Our study is the first to report the proportion of additive genetic effects that is contributed by inbreeding depression effects. According to the formula for calculating the additive variance, the proportion contributed by inbreeding depression is mainly affected by allelic frequencies, the magnitude of the estimated inbreeding depression parameter, and the number of SNPs used. As shown in Additional file 2: Figure S2, for a single locus, the value of \({2{p}_{j}{q}_{j}\left({q}_{j}-{p}_{j}\right)}^{2}\) is largest when the frequency of the reference allele is approximately 0.15. However, even if the frequency of the reference allele was 0.15 for all loci, the proportion of additive variance contributed by inbreeding depression would not change much since it needs to be divided by the number of SNPs used, \(m\). This explains why the proportion of additive variance contributed by inbreeding depression was small for all traits in this study.

Overall, the inclusion of the inbreeding depression effect in the genomic model had no significant effect on the estimation of variance components for all traits, although all of the dominance variances were slightly reduced, as also reported by Aliloo et al. [14].

Predictive abilities

The goodness-of-fit of the six genomic models showed that those with inbreeding depression effects (MAI, MAID, and MAID*) presented a better goodness-of-fit than the model with only additive effects (MA) for all traits, in line with Aliloo et al. [14]. This result suggests that inbreeding depression had an impact on the production traits and TNB, and thus this effect should be explicitly fitted in genomic evaluation models. This was confirmed by the results regarding predictive ability. Previous studies have reported that including dominance effects in a genomic model can improve its predictive abilities [8, 11, 15]. However, our study showed that including dominance effects in the genomic model only slightly improved predictive abilities for TNB. This might be related to the degree to which traits are affected by dominant genes.
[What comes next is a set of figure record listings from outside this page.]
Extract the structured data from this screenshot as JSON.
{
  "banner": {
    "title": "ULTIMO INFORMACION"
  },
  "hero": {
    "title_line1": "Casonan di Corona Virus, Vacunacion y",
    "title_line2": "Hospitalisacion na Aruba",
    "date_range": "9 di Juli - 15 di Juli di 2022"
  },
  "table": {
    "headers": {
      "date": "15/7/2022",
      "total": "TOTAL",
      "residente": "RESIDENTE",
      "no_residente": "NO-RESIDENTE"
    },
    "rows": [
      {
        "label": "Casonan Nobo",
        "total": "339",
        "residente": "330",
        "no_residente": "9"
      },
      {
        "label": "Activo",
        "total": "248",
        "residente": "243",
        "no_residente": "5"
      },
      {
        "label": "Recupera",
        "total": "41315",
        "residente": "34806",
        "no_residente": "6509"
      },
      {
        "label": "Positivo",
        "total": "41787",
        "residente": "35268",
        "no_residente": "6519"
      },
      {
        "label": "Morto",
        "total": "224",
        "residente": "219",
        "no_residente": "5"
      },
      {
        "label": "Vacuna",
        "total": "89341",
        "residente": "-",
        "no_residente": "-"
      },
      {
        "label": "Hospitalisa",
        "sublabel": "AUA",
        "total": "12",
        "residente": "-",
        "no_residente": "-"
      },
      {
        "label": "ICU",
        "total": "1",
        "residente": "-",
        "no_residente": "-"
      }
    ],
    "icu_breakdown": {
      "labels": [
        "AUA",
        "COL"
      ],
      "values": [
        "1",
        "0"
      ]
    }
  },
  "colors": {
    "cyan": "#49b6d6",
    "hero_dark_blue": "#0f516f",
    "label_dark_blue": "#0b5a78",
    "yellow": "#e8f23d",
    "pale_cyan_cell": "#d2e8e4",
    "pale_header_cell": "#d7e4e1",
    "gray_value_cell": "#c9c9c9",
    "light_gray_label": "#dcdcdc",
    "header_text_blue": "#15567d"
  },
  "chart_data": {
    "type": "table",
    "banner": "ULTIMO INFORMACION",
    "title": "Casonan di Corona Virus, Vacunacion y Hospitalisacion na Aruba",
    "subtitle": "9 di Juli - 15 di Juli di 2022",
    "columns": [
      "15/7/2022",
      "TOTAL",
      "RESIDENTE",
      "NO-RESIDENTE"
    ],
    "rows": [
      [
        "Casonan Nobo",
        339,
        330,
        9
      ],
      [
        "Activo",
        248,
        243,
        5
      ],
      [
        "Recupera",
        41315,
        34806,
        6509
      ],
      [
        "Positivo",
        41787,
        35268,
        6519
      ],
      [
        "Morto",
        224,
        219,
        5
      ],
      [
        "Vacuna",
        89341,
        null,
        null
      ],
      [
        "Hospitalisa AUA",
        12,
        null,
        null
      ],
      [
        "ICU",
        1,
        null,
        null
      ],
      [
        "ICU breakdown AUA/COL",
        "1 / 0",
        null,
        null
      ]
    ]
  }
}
The observation that including inbreeding depression in the model improved the predictive ability whereas including dominance effects did not was also reported by **ang et al. [18] and Aliloo et al. [14]. Our explanation for this finding is that dominance has two components that can be modeled separately [18]. The first is the directional dominance effect [18], which accumulates across loci and leads to an inbreeding depression effect that is modeled via a single covariate, with an accurately estimated effect. For the remaining residual dominance effects (which show a mean of zero), it is difficult to obtain accurate estimates using a dominance relationship matrix, especially when the sample size is not sufficient. Thus, even when dominance deviations were included in the genomic model, predictive abilities were not further improved. However, our study showed that although including dominance effects in the model did not improve its predictive ability for production traits, it did not decrease them either, which agrees with the results of a study on the total number of piglets born to Danish Yorkshire pigs [18].

Conclusions

Our results revealed that the inclusion of an inbreeding depression effect in the genomic model increased its predictive ability for the four production traits (ADG, BF, LMD, and AGE100) and the reproduction trait (TNB) studied and that when the tested trait was strongly affected by dominance genes, the inclusion of the dominance effect in the model further improved its predictive ability. Even when the trait was little affected by dominance, the inclusion of the dominance effect in the model did not decrease its predictive ability.